Some 75 billion farm animals are reared for food every year, two-thirds of them on factory farms, with numbers growing all the time. Together, they emit almost a sixth of all global greenhouse gas emissions; that’s more than all the world’s planes, trains and cars put together.
Fortunately, there is another way and I’ve met farmers all around the world, who’ve put their animals back into their ecological niche on the land.
Instead of feeding most of the world’s cereals and grain to animals, we should rear animals on pasture converting things people can’t eat – grass and crop residues – into things that they can eat: meat, mill and eggs.

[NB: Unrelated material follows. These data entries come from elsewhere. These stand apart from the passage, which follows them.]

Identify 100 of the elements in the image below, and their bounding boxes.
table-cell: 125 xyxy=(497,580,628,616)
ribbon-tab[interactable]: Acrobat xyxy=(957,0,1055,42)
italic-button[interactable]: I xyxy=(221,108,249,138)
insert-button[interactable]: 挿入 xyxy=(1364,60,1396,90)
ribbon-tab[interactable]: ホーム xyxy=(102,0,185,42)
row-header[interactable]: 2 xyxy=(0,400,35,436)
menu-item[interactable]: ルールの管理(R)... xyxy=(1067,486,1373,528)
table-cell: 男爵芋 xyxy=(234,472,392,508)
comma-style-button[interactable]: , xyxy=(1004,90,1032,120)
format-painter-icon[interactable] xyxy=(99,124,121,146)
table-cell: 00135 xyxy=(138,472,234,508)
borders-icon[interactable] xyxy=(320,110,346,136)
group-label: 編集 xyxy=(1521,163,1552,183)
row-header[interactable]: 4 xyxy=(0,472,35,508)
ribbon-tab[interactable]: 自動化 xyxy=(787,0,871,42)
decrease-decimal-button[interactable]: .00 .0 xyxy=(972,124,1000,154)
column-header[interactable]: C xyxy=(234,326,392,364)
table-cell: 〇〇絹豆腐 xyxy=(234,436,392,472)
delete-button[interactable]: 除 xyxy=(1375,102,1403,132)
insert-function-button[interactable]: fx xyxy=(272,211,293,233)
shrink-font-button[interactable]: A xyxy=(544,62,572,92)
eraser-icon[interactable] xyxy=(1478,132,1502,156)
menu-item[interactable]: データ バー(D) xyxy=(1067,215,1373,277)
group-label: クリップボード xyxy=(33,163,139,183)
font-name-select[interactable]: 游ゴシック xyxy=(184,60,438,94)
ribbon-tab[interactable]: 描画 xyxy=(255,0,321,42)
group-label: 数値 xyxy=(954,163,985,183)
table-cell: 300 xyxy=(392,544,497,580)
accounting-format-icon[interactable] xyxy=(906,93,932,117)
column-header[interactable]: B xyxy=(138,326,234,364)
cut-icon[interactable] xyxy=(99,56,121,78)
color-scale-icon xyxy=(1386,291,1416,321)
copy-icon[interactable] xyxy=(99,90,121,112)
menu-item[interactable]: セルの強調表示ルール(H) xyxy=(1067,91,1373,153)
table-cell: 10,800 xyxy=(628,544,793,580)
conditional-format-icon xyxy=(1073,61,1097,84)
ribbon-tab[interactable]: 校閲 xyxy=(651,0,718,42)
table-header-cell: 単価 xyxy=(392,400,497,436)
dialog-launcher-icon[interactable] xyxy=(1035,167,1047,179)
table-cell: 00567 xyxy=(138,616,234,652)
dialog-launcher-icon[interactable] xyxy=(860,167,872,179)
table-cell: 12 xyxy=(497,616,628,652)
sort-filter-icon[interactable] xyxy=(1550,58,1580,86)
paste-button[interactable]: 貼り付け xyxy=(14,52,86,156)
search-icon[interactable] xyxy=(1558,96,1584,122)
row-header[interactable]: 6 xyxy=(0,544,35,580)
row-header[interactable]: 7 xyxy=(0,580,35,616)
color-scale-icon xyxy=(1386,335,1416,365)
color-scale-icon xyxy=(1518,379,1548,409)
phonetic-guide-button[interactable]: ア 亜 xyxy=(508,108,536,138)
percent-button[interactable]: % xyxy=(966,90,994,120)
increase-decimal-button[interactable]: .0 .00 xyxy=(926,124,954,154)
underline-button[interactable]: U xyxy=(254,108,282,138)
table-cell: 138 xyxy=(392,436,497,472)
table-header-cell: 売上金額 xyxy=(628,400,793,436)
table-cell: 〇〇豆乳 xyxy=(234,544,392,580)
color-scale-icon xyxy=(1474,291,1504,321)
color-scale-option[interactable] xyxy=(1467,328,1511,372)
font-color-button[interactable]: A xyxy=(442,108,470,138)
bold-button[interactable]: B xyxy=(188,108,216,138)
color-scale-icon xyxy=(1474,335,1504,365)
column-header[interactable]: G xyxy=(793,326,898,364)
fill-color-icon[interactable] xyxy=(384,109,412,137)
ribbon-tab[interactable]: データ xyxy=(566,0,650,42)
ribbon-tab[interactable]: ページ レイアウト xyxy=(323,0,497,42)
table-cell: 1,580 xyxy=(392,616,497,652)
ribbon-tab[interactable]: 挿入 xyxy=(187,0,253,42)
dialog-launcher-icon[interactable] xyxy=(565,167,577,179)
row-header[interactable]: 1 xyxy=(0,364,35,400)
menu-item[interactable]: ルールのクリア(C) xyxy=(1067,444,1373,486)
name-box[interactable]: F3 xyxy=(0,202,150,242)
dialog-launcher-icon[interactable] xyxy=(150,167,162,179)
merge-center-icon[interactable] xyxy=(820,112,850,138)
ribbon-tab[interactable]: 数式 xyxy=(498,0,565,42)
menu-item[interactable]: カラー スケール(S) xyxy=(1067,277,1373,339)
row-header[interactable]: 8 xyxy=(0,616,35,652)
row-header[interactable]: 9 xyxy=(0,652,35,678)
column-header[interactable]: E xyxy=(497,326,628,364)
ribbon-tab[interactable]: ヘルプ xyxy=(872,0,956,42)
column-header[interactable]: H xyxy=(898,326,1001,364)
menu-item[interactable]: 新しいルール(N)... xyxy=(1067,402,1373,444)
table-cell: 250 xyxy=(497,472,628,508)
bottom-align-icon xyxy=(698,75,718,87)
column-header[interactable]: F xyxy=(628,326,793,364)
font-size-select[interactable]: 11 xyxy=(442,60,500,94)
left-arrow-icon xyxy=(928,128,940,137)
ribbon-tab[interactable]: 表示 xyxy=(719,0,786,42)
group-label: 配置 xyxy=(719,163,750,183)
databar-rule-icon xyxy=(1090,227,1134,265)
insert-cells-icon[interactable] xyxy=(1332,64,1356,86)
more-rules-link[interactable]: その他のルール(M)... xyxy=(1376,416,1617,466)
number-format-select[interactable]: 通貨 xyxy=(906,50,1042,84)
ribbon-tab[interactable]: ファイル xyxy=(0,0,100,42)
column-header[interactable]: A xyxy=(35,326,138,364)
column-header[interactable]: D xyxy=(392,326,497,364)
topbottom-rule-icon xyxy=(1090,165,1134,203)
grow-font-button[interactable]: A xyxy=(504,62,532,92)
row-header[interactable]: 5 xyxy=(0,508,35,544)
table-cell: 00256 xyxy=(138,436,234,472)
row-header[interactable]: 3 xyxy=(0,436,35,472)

Embracing regenerative, land-based ways of keeping farm animals would not only provide scope for higher welfare, but it could also go a long way to feeding the world. If we cut by half the amount of cereals and meat fed to farm animals, it would free up enough food for an extra 2 billion people.
I believe that all animals deserve to feel the joy of living – the fresh air, sunlight on their backs and space to roam. What I’ve discovered through my travels for Compassion is that when animals are returned to the land in the right way, in mixed rotational farms, whole landscapes have the chance to spring to life.
Helping to revive a living countryside can be as easy as eating more plant-based meals – with a cascade of positive benefits for the environment, wildlife, farm animals and us.
Philip Lymbery is Chief Executive of Compassion in World Farming, the leading international farm animal welfare organisation, and author of Dead Zone: Where the Wild Things Were published by Bloomsbury in paperback, 8 March 2018.